Растерянный Сметанин, встретив неожиданную поддержку со стороны грозного ротного Магомеда Танкаевича, оживился, благодарно заалел скулами, и командир улыбнулся ему одними глазами, словно сказал: «Лиха беда начало…Мы ещё повоюем с тобой боец Сметанин. Плох тот солдат, который не мечтает стать генералом».
Сумеречный рассвет был тёмен, но Магомед видел, а больше чувствовал природным, каким-то звериным чутьём, что у деревьев, справа и слева следит за ним множество напряжённых, налитых ожиданием и решимостью глаз. От солдат исходил едва уловимый уксусный запах пота, кожаных сапог, ремней и подсумков, полусырых шинелей. Телогреек и несвежего белья. Так горкло пахли обугленные развалины и прогоревшие пепелища селений, так пахла передовая, пах фронт, уличные бои. Сожжённая техника. Разбитые снарядами подводы, жилые подвалы и чердаки, места погребений.

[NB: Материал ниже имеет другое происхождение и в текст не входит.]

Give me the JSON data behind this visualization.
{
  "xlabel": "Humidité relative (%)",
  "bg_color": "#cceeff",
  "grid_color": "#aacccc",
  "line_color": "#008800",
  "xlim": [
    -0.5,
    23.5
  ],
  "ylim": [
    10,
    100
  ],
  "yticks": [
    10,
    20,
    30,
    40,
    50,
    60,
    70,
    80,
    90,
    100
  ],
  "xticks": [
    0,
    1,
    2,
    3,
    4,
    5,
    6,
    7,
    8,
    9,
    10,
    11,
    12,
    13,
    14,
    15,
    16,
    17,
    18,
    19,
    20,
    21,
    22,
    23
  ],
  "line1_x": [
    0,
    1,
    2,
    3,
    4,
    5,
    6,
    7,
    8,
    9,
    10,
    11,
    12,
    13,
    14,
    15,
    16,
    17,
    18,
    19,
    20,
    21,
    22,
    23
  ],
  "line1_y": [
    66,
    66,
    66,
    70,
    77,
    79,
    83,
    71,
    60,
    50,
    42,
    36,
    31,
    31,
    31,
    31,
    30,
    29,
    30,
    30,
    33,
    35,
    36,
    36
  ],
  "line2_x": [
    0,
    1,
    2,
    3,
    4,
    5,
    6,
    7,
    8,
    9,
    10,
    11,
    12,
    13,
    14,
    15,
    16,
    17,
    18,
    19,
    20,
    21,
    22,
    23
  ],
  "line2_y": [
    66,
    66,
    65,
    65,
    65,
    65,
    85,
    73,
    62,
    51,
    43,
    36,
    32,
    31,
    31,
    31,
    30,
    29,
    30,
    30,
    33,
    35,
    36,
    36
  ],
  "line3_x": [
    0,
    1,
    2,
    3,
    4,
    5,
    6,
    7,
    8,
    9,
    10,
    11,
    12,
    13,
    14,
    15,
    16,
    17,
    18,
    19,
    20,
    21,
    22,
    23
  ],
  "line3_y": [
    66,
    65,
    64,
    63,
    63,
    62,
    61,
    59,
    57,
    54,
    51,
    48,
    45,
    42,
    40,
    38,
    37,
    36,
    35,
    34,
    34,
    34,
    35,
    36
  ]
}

Капитан, заложив руки за спину, не спеша прошёлся туда-сюда в ожидании своих командиров, задержавшихся у политрука батальона Тихомирова. Магомед по-прежнему продолжал ощущать на себе цепкие взгляды бойцов, видел: у огневых точек, на сторожевых постах, у деревьев, за стволами которых, в минуты возможного обстрела могли бы укрыться стрелки, – повсюду были видны совсем молодые, мальчишеские лица, исхудавшие, утомлённые, но с блестящими живыми глазами, жадно и преданно озиравшими его, ротного командира.